Cada ata contém, como prática instituída, uma numeração sequencial, acompanhada da data de reunião realizada. Optou-se por informar apenas o número das atas citadas nos resultados do estudo, pois sua data está contemplada no contexto da descrição dos dados. A partir da leitura das 145 atas recuperadas no período de estudo, foram selecionados os trechos aqui apresentados, por conter algum elemento pertinente às categorias de estudo.
Foi possível depreender a periodicidade mensal das reuniões do colegiado gestor pelas atas respectivas. No que diz respeito ao tempo, este estudo reporta-se muito mais ao período da CIB Regional do que ao do CGR. As 111 atas da CIB Regional levantadas em um período de onze anos e três meses (de out. 1995 a dez. 2006) registram uma periodicidade média de dez reuniões por ano. Nos meses de dezembro e janeiro de cada ano era muito rara a ocorrência de alguma reunião da CIB Regional.

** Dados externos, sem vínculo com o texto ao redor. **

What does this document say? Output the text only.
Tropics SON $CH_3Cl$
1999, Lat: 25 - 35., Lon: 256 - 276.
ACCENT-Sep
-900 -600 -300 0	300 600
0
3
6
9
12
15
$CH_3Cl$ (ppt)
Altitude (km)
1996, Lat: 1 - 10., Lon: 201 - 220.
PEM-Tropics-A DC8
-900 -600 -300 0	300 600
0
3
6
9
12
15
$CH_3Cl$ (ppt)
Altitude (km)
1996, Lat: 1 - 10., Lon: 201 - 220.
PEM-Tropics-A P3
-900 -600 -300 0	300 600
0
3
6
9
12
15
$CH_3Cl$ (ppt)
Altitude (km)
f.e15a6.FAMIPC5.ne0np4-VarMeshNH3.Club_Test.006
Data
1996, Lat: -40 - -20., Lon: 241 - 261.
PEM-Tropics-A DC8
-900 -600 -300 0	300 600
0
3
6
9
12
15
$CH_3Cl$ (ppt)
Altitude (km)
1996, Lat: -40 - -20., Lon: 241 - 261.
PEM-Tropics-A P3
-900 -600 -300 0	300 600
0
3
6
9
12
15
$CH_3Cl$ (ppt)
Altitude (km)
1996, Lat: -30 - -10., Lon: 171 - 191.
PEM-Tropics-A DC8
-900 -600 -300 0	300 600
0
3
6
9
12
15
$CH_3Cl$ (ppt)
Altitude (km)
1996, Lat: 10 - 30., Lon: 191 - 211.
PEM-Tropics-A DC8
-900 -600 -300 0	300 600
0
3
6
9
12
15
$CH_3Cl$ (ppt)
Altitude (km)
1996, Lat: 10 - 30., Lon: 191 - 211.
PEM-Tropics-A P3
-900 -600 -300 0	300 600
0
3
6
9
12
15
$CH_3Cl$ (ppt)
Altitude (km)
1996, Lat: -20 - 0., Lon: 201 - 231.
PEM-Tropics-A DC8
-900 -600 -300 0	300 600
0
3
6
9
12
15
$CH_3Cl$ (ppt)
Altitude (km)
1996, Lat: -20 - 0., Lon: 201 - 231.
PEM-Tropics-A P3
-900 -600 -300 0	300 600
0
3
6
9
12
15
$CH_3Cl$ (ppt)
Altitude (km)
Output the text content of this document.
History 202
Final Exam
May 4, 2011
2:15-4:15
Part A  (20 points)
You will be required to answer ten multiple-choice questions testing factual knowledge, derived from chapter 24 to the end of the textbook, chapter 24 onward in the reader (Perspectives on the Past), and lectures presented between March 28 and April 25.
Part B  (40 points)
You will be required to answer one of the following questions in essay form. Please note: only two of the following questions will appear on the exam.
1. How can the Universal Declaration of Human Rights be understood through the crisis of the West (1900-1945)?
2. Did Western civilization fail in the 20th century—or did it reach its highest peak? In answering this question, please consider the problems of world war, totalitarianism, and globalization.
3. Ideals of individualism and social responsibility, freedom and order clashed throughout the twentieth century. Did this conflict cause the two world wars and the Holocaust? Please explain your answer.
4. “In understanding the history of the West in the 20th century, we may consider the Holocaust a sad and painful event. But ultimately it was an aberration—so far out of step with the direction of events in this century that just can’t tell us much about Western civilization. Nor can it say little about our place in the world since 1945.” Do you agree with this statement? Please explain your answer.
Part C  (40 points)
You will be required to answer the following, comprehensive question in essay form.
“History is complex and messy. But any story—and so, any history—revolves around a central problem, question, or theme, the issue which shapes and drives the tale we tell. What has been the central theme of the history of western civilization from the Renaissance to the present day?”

A regularidade das reuniões mensais manteve-se no período de transição, nas regiões, para a instituição do Pacto pela Saúde na gestão do SUS - o ano de 2007 e a primeira metade de 2008. Como a CIB Regional era atuante na região de estudo, embora já existissem diversos CGR operando em outros lugares, nos 18 meses aqui considerados como período CGR, a regularidade e lógica de funcionamento foi de continuidade da CIB Regional, havendo onze reuniões em 2007 (Atas 112 a 122) e seis no primeiro semestre de 2008 (Atas 123 a 128). Uma vez instituído oficialmente o CGR, a regularidade foi a mesma: seis reuniões na segunda metade de 2008 (Atas 129 a 134) e onze reuniões no ano de 2009 (Atas 135 a 145).
Os registros documentais das reuniões são abrangentes, com descrições cuidadosas e detalhadas das falas espontâneas dos participantes do colegiado gestor, revelando inegável qualidade e detalhamento das informações contidas nas atas.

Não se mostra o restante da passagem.